Negatieve effecten van de wereldhandel

Inhoudsopgave:

Anonim

Handelsovereenkomsten die sinds het begin van de jaren negentig zijn geratificeerd, hebben bijgedragen aan de totstandbrenging van een wereldwijde marktplaats, de uitbreiding van de wereldhandel door meer markten open te stellen voor goederen uit de hele wereld. Overeenkomsten zoals de Noord-Amerikaanse vrijhandelsovereenkomst (NAFTA) en instellingen zoals de Wereldhandelsorganisatie hebben een cruciale rol gespeeld in deze globaliserende trends die handelsbelemmeringen hebben weggenomen. Mainstream economische gedachte houdt in dat de wereldhandel alle betrokken partijen ten goede komt; echter, handel heeft ook een keerzijde.
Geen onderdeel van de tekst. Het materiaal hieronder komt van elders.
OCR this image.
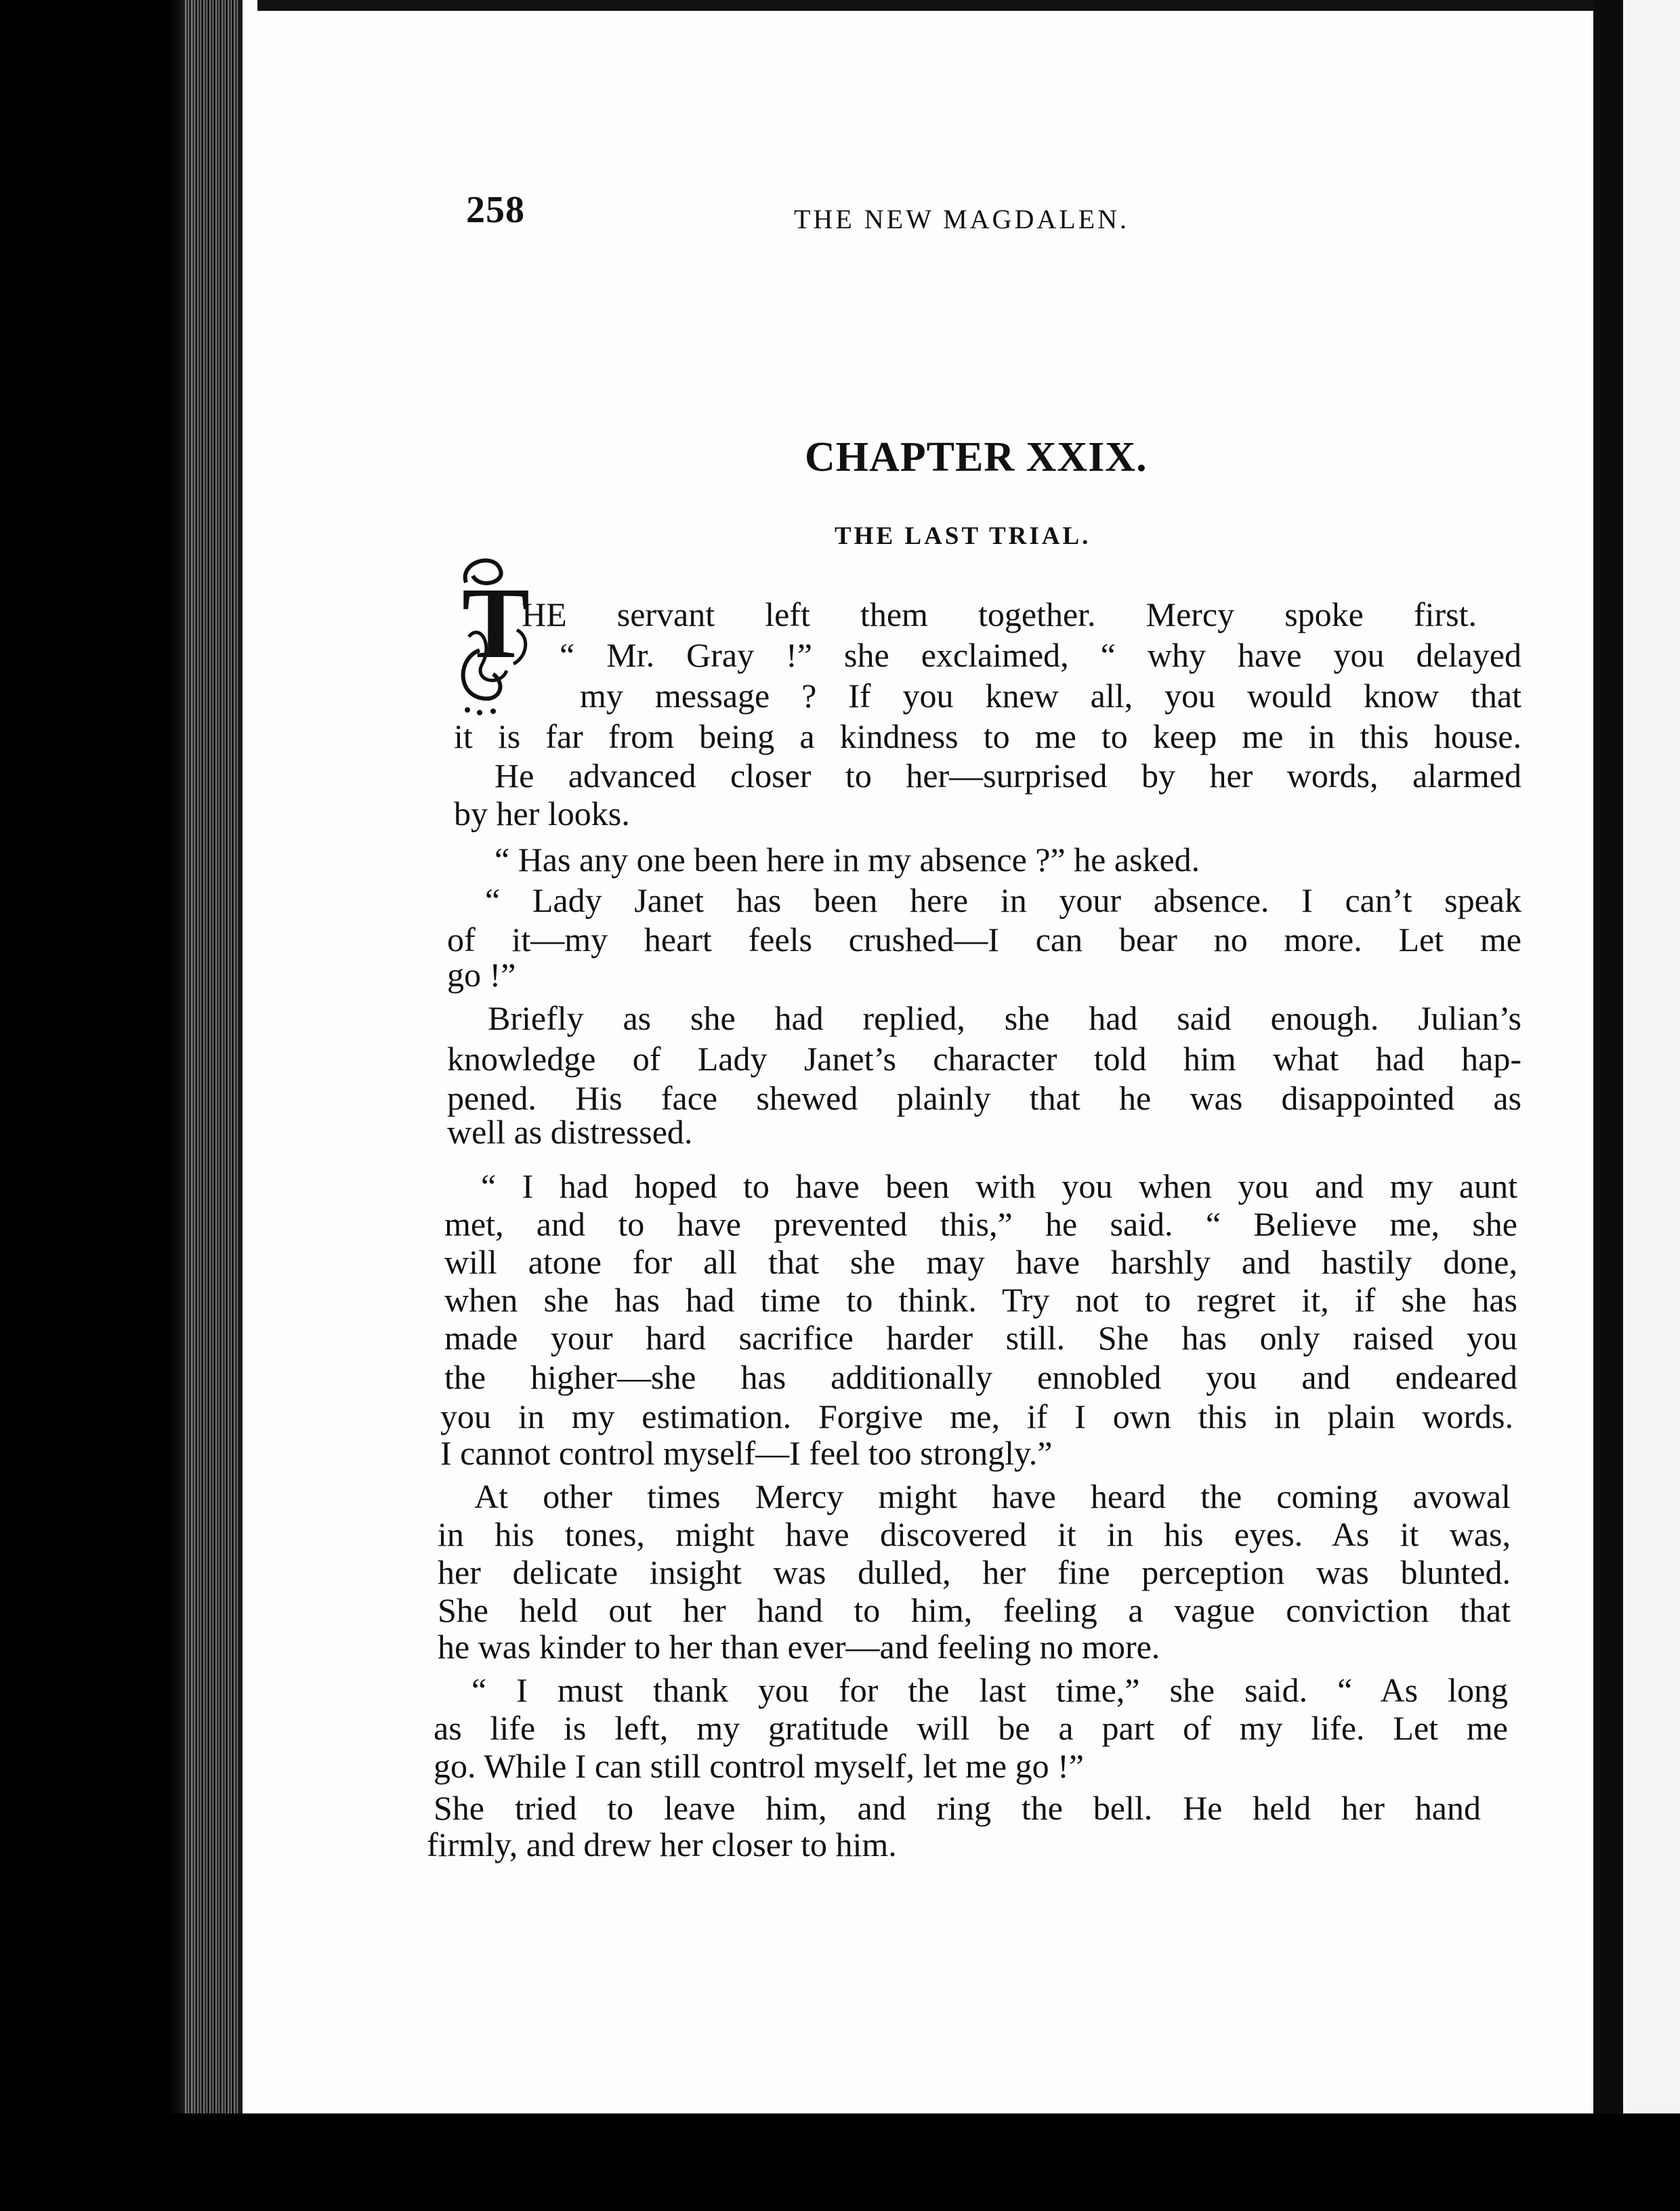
258	THE NEW MAGDALEN.
CHAPTER XXIX.
THE LAST TRIAL.
T
HE servant left them together. Mercy spoke first.
“ Mr. Gray !” she exclaimed, “ why have you delayed
my message ? If you knew all, you would know that
it is far from being a kindness to me to keep me in this house.
He advanced closer to her—surprised by her words, alarmed
by her looks.
“ Has any one been here in my absence ?” he asked.
“ Lady Janet has been here in your absence. I can’t speak
of it—my heart feels crushed—I can bear no more. Let me
go !”
Briefly as she had replied, she had said enough. Julian’s
knowledge of Lady Janet’s character told him what had hap-
pened. His face shewed plainly that he was disappointed as
well as distressed.
“ I had hoped to have been with you when you and my aunt
met, and to have prevented this,” he said. “ Believe me, she
will atone for all that she may have harshly and hastily done,
when she has had time to think. Try not to regret it, if she has
made your hard sacrifice harder still. She has only raised you
the higher—she has additionally ennobled you and endeared
you in my estimation. Forgive me, if I own this in plain words.
I cannot control myself—I feel too strongly.”
At other times Mercy might have heard the coming avowal
in his tones, might have discovered it in his eyes. As it was,
her delicate insight was dulled, her fine perception was blunted.
She held out her hand to him, feeling a vague conviction that
he was kinder to her than ever—and feeling no more.
“ I must thank you for the last time,” she said. “ As long
as life is left, my gratitude will be a part of my life. Let me
go. While I can still control myself, let me go !”
She tried to leave him, and ring the bell. He held her hand
firmly, and drew her closer to him.
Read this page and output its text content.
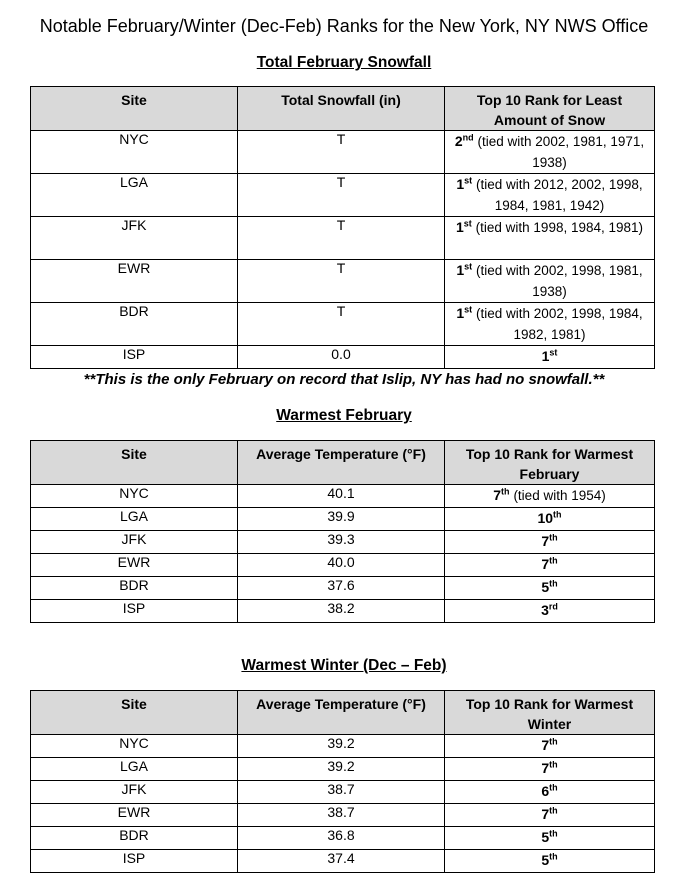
Notable February/Winter (Dec-Feb) Ranks for the New York, NY NWS Office
Total February Snowfall
Site	Total Snowfall (in)	Top 10 Rank for Least Amount of Snow
NYC	T	2nd (tied with 2002, 1981, 1971, 1938)
LGA	T	1st (tied with 2012, 2002, 1998, 1984, 1981, 1942)
JFK	T	1st (tied with 1998, 1984, 1981)
EWR	T	1st (tied with 2002, 1998, 1981, 1938)
BDR	T	1st (tied with 2002, 1998, 1984, 1982, 1981)
ISP	0.0	1st
**This is the only February on record that Islip, NY has had no snowfall.**
Warmest February
Site	Average Temperature (°F)	Top 10 Rank for Warmest February
NYC	40.1	7th (tied with 1954)
LGA	39.9	10th
JFK	39.3	7th
EWR	40.0	7th
BDR	37.6	5th
ISP	38.2	3rd
Warmest Winter (Dec – Feb)
Site	Average Temperature (°F)	Top 10 Rank for Warmest Winter
NYC	39.2	7th
LGA	39.2	7th
JFK	38.7	6th
EWR	38.7	7th
BDR	36.8	5th
ISP	37.4	5th
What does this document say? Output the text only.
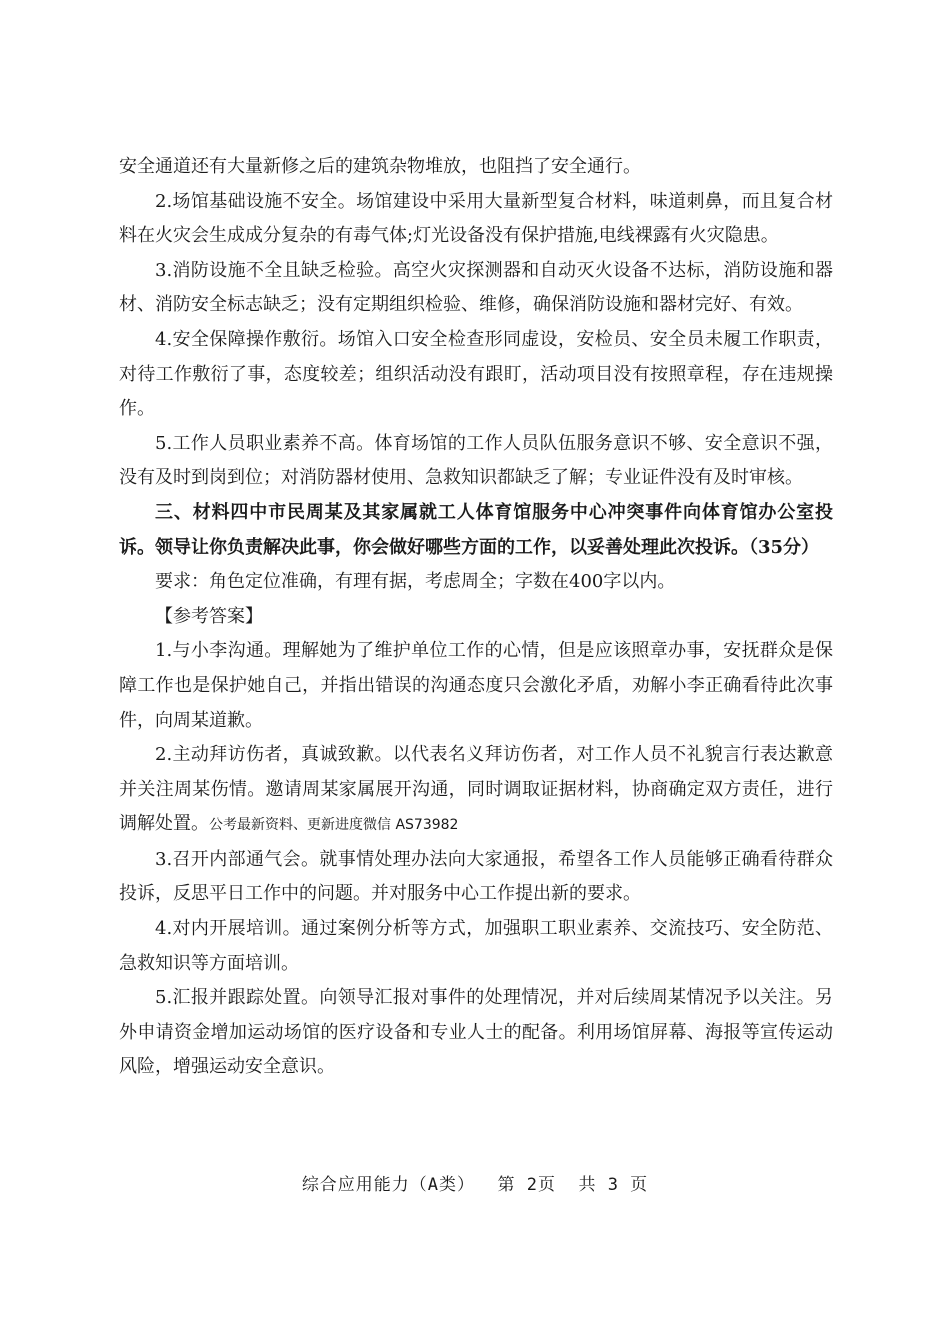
安全通道还有大量新修之后的建筑杂物堆放，也阻挡了安全通行。

2.场馆基础设施不安全。场馆建设中采用大量新型复合材料，味道刺鼻，而且复合材料在火灾会生成成分复杂的有毒气体;灯光设备没有保护措施,电线裸露有火灾隐患。

3.消防设施不全且缺乏检验。高空火灾探测器和自动灭火设备不达标，消防设施和器材、消防安全标志缺乏；没有定期组织检验、维修，确保消防设施和器材完好、有效。

4.安全保障操作敷衍。场馆入口安全检查形同虚设，安检员、安全员未履工作职责，对待工作敷衍了事，态度较差；组织活动没有跟盯，活动项目没有按照章程，存在违规操作。

5.工作人员职业素养不高。体育场馆的工作人员队伍服务意识不够、安全意识不强，没有及时到岗到位；对消防器材使用、急救知识都缺乏了解；专业证件没有及时审核。

三、材料四中市民周某及其家属就工人体育馆服务中心冲突事件向体育馆办公室投诉。领导让你负责解决此事，你会做好哪些方面的工作，以妥善处理此次投诉。（35分）

要求：角色定位准确，有理有据，考虑周全；字数在400字以内。

【参考答案】

1.与小李沟通。理解她为了维护单位工作的心情，但是应该照章办事，安抚群众是保障工作也是保护她自己，并指出错误的沟通态度只会激化矛盾，劝解小李正确看待此次事件，向周某道歉。

2.主动拜访伤者，真诚致歉。以代表名义拜访伤者，对工作人员不礼貌言行表达歉意并关注周某伤情。邀请周某家属展开沟通，同时调取证据材料，协商确定双方责任，进行调解处置。公考最新资料、更新进度微信 AS73982

3.召开内部通气会。就事情处理办法向大家通报，希望各工作人员能够正确看待群众投诉，反思平日工作中的问题。并对服务中心工作提出新的要求。

4.对内开展培训。通过案例分析等方式，加强职工职业素养、交流技巧、安全防范、急救知识等方面培训。

5.汇报并跟踪处置。向领导汇报对事件的处理情况，并对后续周某情况予以关注。另外申请资金增加运动场馆的医疗设备和专业人士的配备。利用场馆屏幕、海报等宣传运动风险，增强运动安全意识。

综合应用能力（A类）  第 2页  共 3 页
Negatieve effecten van internationale handel zijn onder meer verloren banen en grotere loonongelijkheid.

Verloren banen

Het Economic Policy Institute (EPI), gevestigd in Washington, D.C., noemt banenverlies het meest gemakkelijk te begrijpen negatieve effect van de wereldhandel, maar erkent dat de impact enige uitleg behoeft. In een kort bericht uit 2008 schrijft EP-analist L. Josh Bivens dat internationale handel banen creëert voor exporterende industrieën, maar ze elimineert in andere sectoren, omdat goedkopere buitenlandse goederen binnenlandse producten verdringen. Het banenverlies is vooral hoog in de industrie. Nemen nota van een toename van het handelstekort in de Verenigde Staten, EPI rapporteerde een netto banenverlies in de Amerikaanse economie omdat banenverlies als gevolg van geïmporteerde goederen de banen die zijn gecreëerd door de export heeft overschreden. Jobkwaliteit is een gerelateerd negatief effect van de wereldhandel. Het Bivens merkt op dat het een onevenredig effect heeft op de industrie en schrijft dat banen in deze sector doorgaans hogere lonen en betere uitkeringen betalen, zelfs voor werknemers zonder een universitaire opleiding.

Lagere lonen

Arbeid vertegenwoordigt een van de hoogste bedrijfskosten bij het produceren van producten. De EPI meldde dat de uitgebreide wereldhandel - die markten openstelt voor goederen die worden geproduceerd in landen waar werknemers veel minder verdienen dan hun binnenlandse concurrenten - het loon van huishoudelijk personeel drukt aangezien hun werknemers proberen de kosten te verlagen om effectiever te concurreren met buitenlandse bedrijven. Tegenstanders van uitgebreide wereldhandel betogen dat verdragen zoals de NAFTA een wereldwijde "race to the bottom" hebben gecreëerd waarin bedrijven hun lonen verlagen of zelfs binnenlandse banen schrappen, en vervolgens hun activiteiten offshore verplaatsen om te profiteren van lagere arbeidskosten. Lagere lonen voor huishoudelijk personeel dragen bij aan de toenemende loonongelijkheid in de economie, concludeert het EPI.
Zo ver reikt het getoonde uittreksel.